LESSON: If you’re over 50, run out and get a shingles
vaccination! It is fairly new, so of course check with your doc first, but I
recommend it highly. Unless Halloween is coming up and you’re planning to go as
The Elephant Man.
Shingles! |
Thanks for your indulgence in that little sidebar. Back to
our headline story, in my oncologist’s office. Dr. Lee is not his usual chipper
self as he hands me copies of my latest scans in a very businesslike manner. Unlike
in our meeting four weeks ago, the news is decidedly not good today. I look at
scan after scan showing the ominous blob progressing forward from the back of
my skull. A 180-degree turnaround from our last meeting, but before I can open
my mouth to ask a question about what these new scans mean, Dr. Lee tells me I
have an appointment upstairs with the infusion specialist, darts out of the
room and is not seen again.
A few words about my oncologist, whose name is Dr. Fa-Chyi
Lee. He is from Taiwan, has degrees from St. Louis U and UCLA and all the cred
you would want. He is a squirrelly little fellow, friendly enough, speaks very
rapidly, but not exactly the warm and fuzzy Dr. Wilson (Robert Sean Leonard) from
TV’s House type. This is not the kind
of guy I expect to hold my hand and comfort me after telling me the creature
coming to murder me is making expansion plans in his penthouse apartment in my
head. I don’t think a minute or two to provide a few details to my wife and me after delivering fairly devastating news is not too much to expect, do you? Dr.

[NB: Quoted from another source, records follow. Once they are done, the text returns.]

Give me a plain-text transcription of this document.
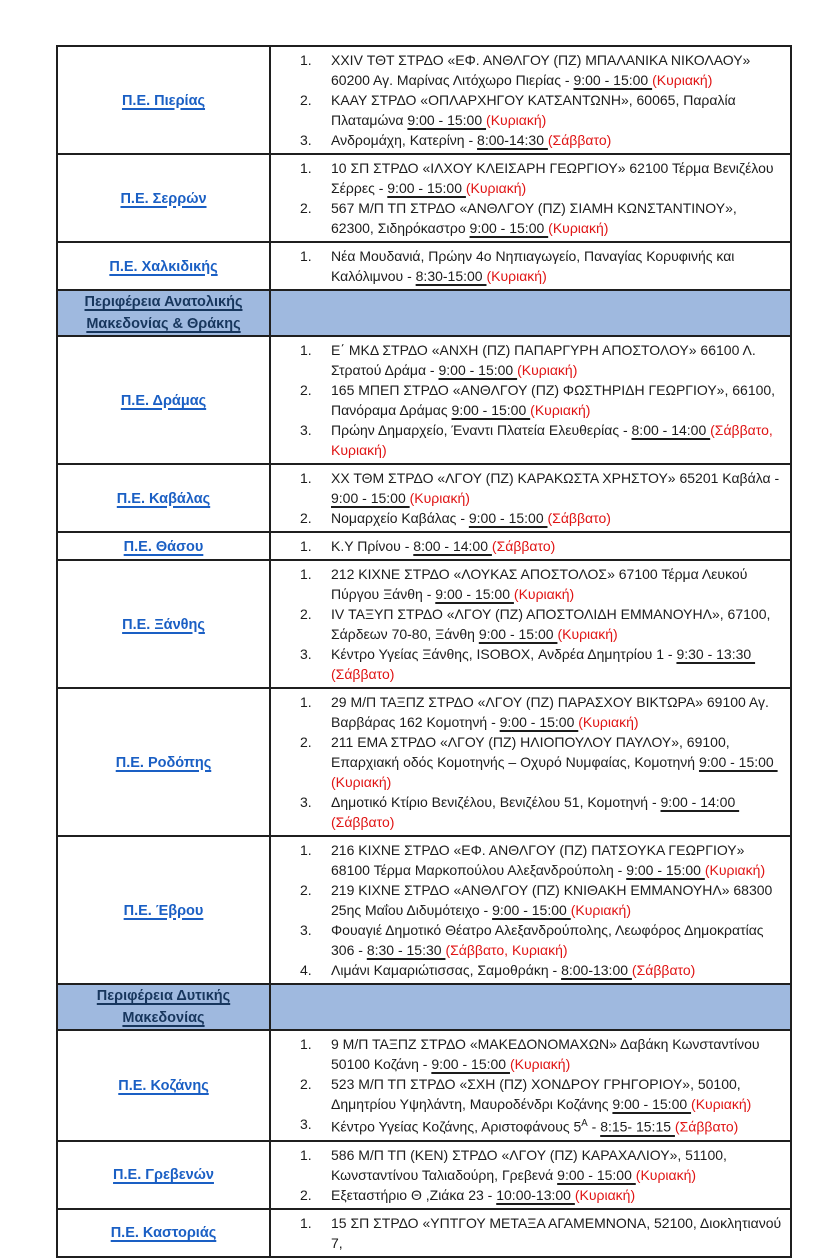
Π.Ε. Πιερίας	
XXIV ΤΘΤ ΣΤΡΔΟ «ΕΦ. ΑΝΘΛΓΟΥ (ΠΖ) ΜΠΑΛΑΝΙΚΑ ΝΙΚΟΛΑΟΥ» 60200 Αγ. Μαρίνας Λιτόχωρο Πιερίας - 9:00 - 15:00 (Κυριακή)
ΚΑΑΥ ΣΤΡΔΟ «ΟΠΛΑΡΧΗΓΟΥ ΚΑΤΣΑΝΤΩΝΗ», 60065, Παραλία Πλαταμώνα 9:00 - 15:00 (Κυριακή)
Ανδρομάχη, Κατερίνη - 8:00-14:30 (Σάββατο)

Π.Ε. Σερρών	
10 ΣΠ ΣΤΡΔΟ «ΙΛΧΟΥ ΚΛΕΙΣΑΡΗ ΓΕΩΡΓΙΟΥ» 62100 Τέρμα Βενιζέλου Σέρρες - 9:00 - 15:00 (Κυριακή)
567 Μ/Π ΤΠ ΣΤΡΔΟ «ΑΝΘΛΓΟΥ (ΠΖ) ΣΙΑΜΗ ΚΩΝΣΤΑΝΤΙΝΟΥ», 62300, Σιδηρόκαστρο 9:00 - 15:00 (Κυριακή)

Π.Ε. Χαλκιδικής	
Νέα Μουδανιά, Πρώην 4ο Νηπιαγωγείο, Παναγίας Κορυφινής και Καλόλιμνου - 8:30-15:00 (Κυριακή)

Περιφέρεια Ανατολικής Μακεδονίας & Θράκης	
Π.Ε. Δράμας	
Ε΄ ΜΚΔ ΣΤΡΔΟ «ΑΝΧΗ (ΠΖ) ΠΑΠΑΡΓΥΡΗ ΑΠΟΣΤΟΛΟΥ» 66100 Λ. Στρατού Δράμα - 9:00 - 15:00 (Κυριακή)
165 ΜΠΕΠ ΣΤΡΔΟ «ΑΝΘΛΓΟΥ (ΠΖ) ΦΩΣΤΗΡΙΔΗ ΓΕΩΡΓΙΟΥ», 66100, Πανόραμα Δράμας 9:00 - 15:00 (Κυριακή)
Πρώην Δημαρχείο, Έναντι Πλατεία Ελευθερίας - 8:00 - 14:00 (Σάββατο, Κυριακή)

Π.Ε. Καβάλας	
ΧΧ ΤΘΜ ΣΤΡΔΟ «ΛΓΟΥ (ΠΖ) ΚΑΡΑΚΩΣΤΑ ΧΡΗΣΤΟΥ» 65201 Καβάλα - 9:00 - 15:00 (Κυριακή)
Νομαρχείο Καβάλας - 9:00 - 15:00 (Σάββατο)

Π.Ε. Θάσου	Κ.Υ Πρίνου - 8:00 - 14:00 (Σάββατο)

Π.Ε. Ξάνθης	
212 ΚΙΧΝΕ ΣΤΡΔΟ «ΛΟΥΚΑΣ ΑΠΟΣΤΟΛΟΣ» 67100 Τέρμα Λευκού Πύργου Ξάνθη - 9:00 - 15:00 (Κυριακή)
IV ΤΑΞΥΠ ΣΤΡΔΟ «ΛΓΟΥ (ΠΖ) ΑΠΟΣΤΟΛΙΔΗ ΕΜΜΑΝΟΥΗΛ», 67100, Σάρδεων 70-80, Ξάνθη 9:00 - 15:00 (Κυριακή)
Κέντρο Υγείας Ξάνθης, ISOBOX, Ανδρέα Δημητρίου 1 - 9:30 - 13:30 (Σάββατο)

Π.Ε. Ροδόπης	
29 Μ/Π ΤΑΞΠΖ ΣΤΡΔΟ «ΛΓΟΥ (ΠΖ) ΠΑΡΑΣΧΟΥ ΒΙΚΤΩΡΑ» 69100 Αγ. Βαρβάρας 162 Κομοτηνή - 9:00 - 15:00 (Κυριακή)
211 ΕΜΑ ΣΤΡΔΟ «ΛΓΟΥ (ΠΖ) ΗΛΙΟΠΟΥΛΟΥ ΠΑΥΛΟΥ», 69100, Επαρχιακή οδός Κομοτηνής – Οχυρό Νυμφαίας, Κομοτηνή 9:00 - 15:00 (Κυριακή)
Δημοτικό Κτίριο Βενιζέλου, Βενιζέλου 51, Κομοτηνή - 9:00 - 14:00 (Σάββατο)

Π.Ε. Έβρου	
216 ΚΙΧΝΕ ΣΤΡΔΟ «ΕΦ. ΑΝΘΛΓΟΥ (ΠΖ) ΠΑΤΣΟΥΚΑ ΓΕΩΡΓΙΟΥ» 68100 Τέρμα Μαρκοπούλου Αλεξανδρούπολη - 9:00 - 15:00 (Κυριακή)
219 ΚΙΧΝΕ ΣΤΡΔΟ «ΑΝΘΛΓΟΥ (ΠΖ) ΚΝΙΘΑΚΗ ΕΜΜΑΝΟΥΗΛ» 68300 25ης Μαΐου Διδυμότειχο - 9:00 - 15:00 (Κυριακή)
Φουαγιέ Δημοτικό Θέατρο Αλεξανδρούπολης, Λεωφόρος Δημοκρατίας 306 - 8:30 - 15:30 (Σάββατο, Κυριακή)
Λιμάνι Καμαριώτισσας, Σαμοθράκη - 8:00-13:00 (Σάββατο)

Περιφέρεια Δυτικής Μακεδονίας	
Π.Ε. Κοζάνης	
9 Μ/Π ΤΑΞΠΖ ΣΤΡΔΟ «ΜΑΚΕΔΟΝΟΜΑΧΩΝ» Δαβάκη Κωνσταντίνου 50100 Κοζάνη - 9:00 - 15:00 (Κυριακή)
523 Μ/Π ΤΠ ΣΤΡΔΟ «ΣΧΗ (ΠΖ) ΧΟΝΔΡΟΥ ΓΡΗΓΟΡΙΟΥ», 50100, Δημητρίου Υψηλάντη, Μαυροδένδρι Κοζάνης 9:00 - 15:00 (Κυριακή)
Κέντρο Υγείας Κοζάνης, Αριστοφάνους $5^A$ - 8:15- 15:15 (Σάββατο)

Π.Ε. Γρεβενών	
586 Μ/Π ΤΠ (ΚΕΝ) ΣΤΡΔΟ «ΛΓΟΥ (ΠΖ) ΚΑΡΑΧΑΛΙΟΥ», 51100, Κωνσταντίνου Ταλιαδούρη, Γρεβενά 9:00 - 15:00 (Κυριακή)
Εξεταστήριο Θ ,Ζιάκα 23 - 10:00-13:00 (Κυριακή)

Π.Ε. Καστοριάς	
15 ΣΠ ΣΤΡΔΟ «ΥΠΤΓΟΥ ΜΕΤΑΞΑ ΑΓΑΜΕΜΝΟΝΑ, 52100, Διοκλητιανού 7,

Lee and I may be due for a little chat. Or perhaps an email to his boss is in
order. You may recall I am in direct correspondence with the director of the
entire UNM Cancer Center, following my less-than-ideal intro to the facility
several months ago.
Back at the Cancer Center, I finally figure out where to go
next after being abruptly abandoned by Dr. Lee. It’s up to the fourth floor to
begin the next episode in the battle with Moloch the Destroyer. Goodbye
Temodar, hello Avastin. I included some info about Avastin a few blogs ago but
I have repeated the link again below. Avastin works by cutting off the blood
supply of tumors. This may slow the growth and spread of tumors. It is a new
treatment which has seen some good results.
Upstairs, I settle into a comfy recliner with a glorious
view of the Sandia mountains in front of me. I’m hooked up to an IV with a
saline drip for about a half hour, to prep my veins and make sure my system won’t
have a problem with whatever they’re going to pump into me. Then the treatment
begins, which lasts about 45 minutes. I have to be back for this every two
weeks. The list of side effects from Avastin reads like one of those erectile
dysfunction ads on TV, but so far, so good on that stuff.
Sitting here in my comfy hospital recliner, gazing at the
Sandias, I have time to ponder what it all means. Have I just made the next
step in an inexorable progress towards an inevitable destination at which all
but 5% of people who begin this journey arrive? If I have, I guess there ain’t
really much I can do about it. I am thankful for wonderful friends who provide
mucho love and support. Some of these friends have gone so far as to urge the
help of mystic “healers” who have promised to wipe out the cancer by thinking
about it from 1000 miles away. Well, people believe what they gotta believe,
and it all comes from love, which hopefully everyone believes in. I am happy
for anyone who is upheld by some kind of faith, even if embracing that faith
does not come easily to me. I believe in the power of love, and I feel that in abundance.
GOODBYE AMIGOS! SEE YOU SOON! HAHA!!